Biden and McCarthy struggle for compromise

Both camps remain firm: In the dispute over the US debt limit, the next crisis meeting between the government and Republicans in the White House is over.

The breakthrough did not materialize – and »Day X« is approaching.

No solution has yet been found with regard to the impending default in the United States. A few days before the expected deadline, a new top-level talk between President Joe Biden and the opposition Republicans remained without a breakthrough.

The Republican chairman of the House of Representatives, Kevin McCarthy, said on Monday evening (local time) after the meeting in the White House that the conversation had been “productive”. But there is no “agreement” yet.

Biden’s government and the opposition Republicans have been arguing for months about raising the debt ceiling. Without an agreement, the USA is threatened with insolvency for the first time in its history at the beginning of June, with potentially devastating economic and financial consequences far beyond the country. Treasury Secretary Janet Yellen has repeatedly warned that as early as June 1st could be “Day X”.

Republicans only want to approve a debt ceiling hike in exchange for billions in government spending cuts. They demand that less money be spent in the 2024 budget year than in the current budget year. The White House has proposed freezing spending levels and raising taxes on rich and large corporations, but Republicans are opposed.

“I feel like we had a productive discussion,” McCarthy said after his meeting with Biden. “We don’t have an agreement yet, but I felt the discussion was productive in areas where we disagreed.” The “tone” was also better than at previous meetings. Representatives from both sides are now “working through the night” to reach a rapprochement, McCarthy said. He himself now wants to speak to Biden “every day”.

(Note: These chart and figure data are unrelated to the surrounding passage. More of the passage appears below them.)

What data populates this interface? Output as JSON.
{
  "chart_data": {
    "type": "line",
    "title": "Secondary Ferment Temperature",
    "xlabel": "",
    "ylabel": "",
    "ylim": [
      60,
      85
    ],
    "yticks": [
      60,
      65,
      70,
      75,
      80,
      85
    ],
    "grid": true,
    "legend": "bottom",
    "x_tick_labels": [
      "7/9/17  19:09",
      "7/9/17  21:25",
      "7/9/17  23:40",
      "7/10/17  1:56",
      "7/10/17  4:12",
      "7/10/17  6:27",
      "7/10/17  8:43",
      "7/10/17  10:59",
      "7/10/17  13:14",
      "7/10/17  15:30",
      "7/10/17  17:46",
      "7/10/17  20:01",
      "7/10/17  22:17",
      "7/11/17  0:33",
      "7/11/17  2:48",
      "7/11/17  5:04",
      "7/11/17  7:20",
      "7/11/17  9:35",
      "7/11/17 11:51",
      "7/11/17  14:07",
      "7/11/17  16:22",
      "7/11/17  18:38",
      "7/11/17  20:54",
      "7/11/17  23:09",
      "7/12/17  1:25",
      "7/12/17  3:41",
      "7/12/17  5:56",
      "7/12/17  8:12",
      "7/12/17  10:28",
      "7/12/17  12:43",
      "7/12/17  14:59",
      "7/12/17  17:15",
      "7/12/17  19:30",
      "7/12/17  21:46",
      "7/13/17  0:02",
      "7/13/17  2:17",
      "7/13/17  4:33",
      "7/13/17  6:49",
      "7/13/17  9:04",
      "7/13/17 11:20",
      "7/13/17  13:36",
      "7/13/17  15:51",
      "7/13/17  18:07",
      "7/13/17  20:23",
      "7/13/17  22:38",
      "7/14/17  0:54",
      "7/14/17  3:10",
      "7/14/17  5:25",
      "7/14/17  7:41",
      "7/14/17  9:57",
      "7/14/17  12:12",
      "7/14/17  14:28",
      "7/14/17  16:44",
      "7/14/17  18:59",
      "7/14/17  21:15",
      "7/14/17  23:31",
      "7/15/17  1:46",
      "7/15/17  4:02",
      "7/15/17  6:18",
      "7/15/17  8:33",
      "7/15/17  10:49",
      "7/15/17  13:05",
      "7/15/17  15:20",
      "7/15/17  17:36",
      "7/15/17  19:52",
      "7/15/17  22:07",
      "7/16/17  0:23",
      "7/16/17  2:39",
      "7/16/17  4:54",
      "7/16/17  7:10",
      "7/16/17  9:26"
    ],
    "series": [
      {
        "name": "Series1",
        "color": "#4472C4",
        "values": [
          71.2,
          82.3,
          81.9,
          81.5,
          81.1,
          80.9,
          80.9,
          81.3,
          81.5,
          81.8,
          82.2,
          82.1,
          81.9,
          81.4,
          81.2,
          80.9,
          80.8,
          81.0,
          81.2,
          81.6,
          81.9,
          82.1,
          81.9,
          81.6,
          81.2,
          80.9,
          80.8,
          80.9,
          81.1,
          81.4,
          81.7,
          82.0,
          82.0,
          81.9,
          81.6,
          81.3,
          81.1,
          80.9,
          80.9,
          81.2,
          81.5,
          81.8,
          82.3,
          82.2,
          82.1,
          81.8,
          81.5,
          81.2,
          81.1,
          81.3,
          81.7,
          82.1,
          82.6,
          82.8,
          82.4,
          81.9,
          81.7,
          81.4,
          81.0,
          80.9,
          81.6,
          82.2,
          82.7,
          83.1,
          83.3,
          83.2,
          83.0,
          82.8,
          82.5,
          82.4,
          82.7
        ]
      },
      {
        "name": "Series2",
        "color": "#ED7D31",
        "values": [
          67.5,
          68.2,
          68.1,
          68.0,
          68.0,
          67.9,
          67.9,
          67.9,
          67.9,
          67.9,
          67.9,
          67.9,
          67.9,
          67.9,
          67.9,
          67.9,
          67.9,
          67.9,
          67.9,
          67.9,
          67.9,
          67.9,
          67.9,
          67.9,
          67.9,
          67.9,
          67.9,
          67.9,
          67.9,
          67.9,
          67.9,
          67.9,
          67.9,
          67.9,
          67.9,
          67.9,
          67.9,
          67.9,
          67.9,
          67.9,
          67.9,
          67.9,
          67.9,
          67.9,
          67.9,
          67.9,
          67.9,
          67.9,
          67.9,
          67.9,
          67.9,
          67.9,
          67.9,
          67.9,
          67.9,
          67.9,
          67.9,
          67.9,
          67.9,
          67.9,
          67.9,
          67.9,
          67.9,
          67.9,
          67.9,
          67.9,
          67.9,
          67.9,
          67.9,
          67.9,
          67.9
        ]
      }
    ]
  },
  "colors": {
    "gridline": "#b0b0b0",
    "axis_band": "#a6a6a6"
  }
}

In view of the debt dispute, Biden canceled planned visits to Papua New Guinea and Australia after the G7 summit in Hiroshima, Japan. Instead, he flew back to the United States from Japan on Sunday.

Biden is considering radical moves

The United States had already reached the statutory debt limit of just under $31.4 trillion (around €29 trillion) in January. Since then, the US government has been using “extraordinary measures” to prevent insolvency, but the options for doing so are soon exhausted.

The US debt limit has been suspended or raised dozens of times by presidents of both parties over the past few decades, with bipartisan majorities. This year, however, the Republicans are using their new majority in the House of Representatives, which they achieved in the midterm elections in the fall of 2022, for political power games.

Biden is even considering bypassing Congress and simply ignoring the debt limit. He could invoke the 14th Amendment of the US Constitution, according to which the “legal validity” of the United States national debt “shall not be questioned”.

However, such an approach would be unprecedented in US history and legally questionable. Biden and his Treasury Secretary Yellen have therefore been skeptical.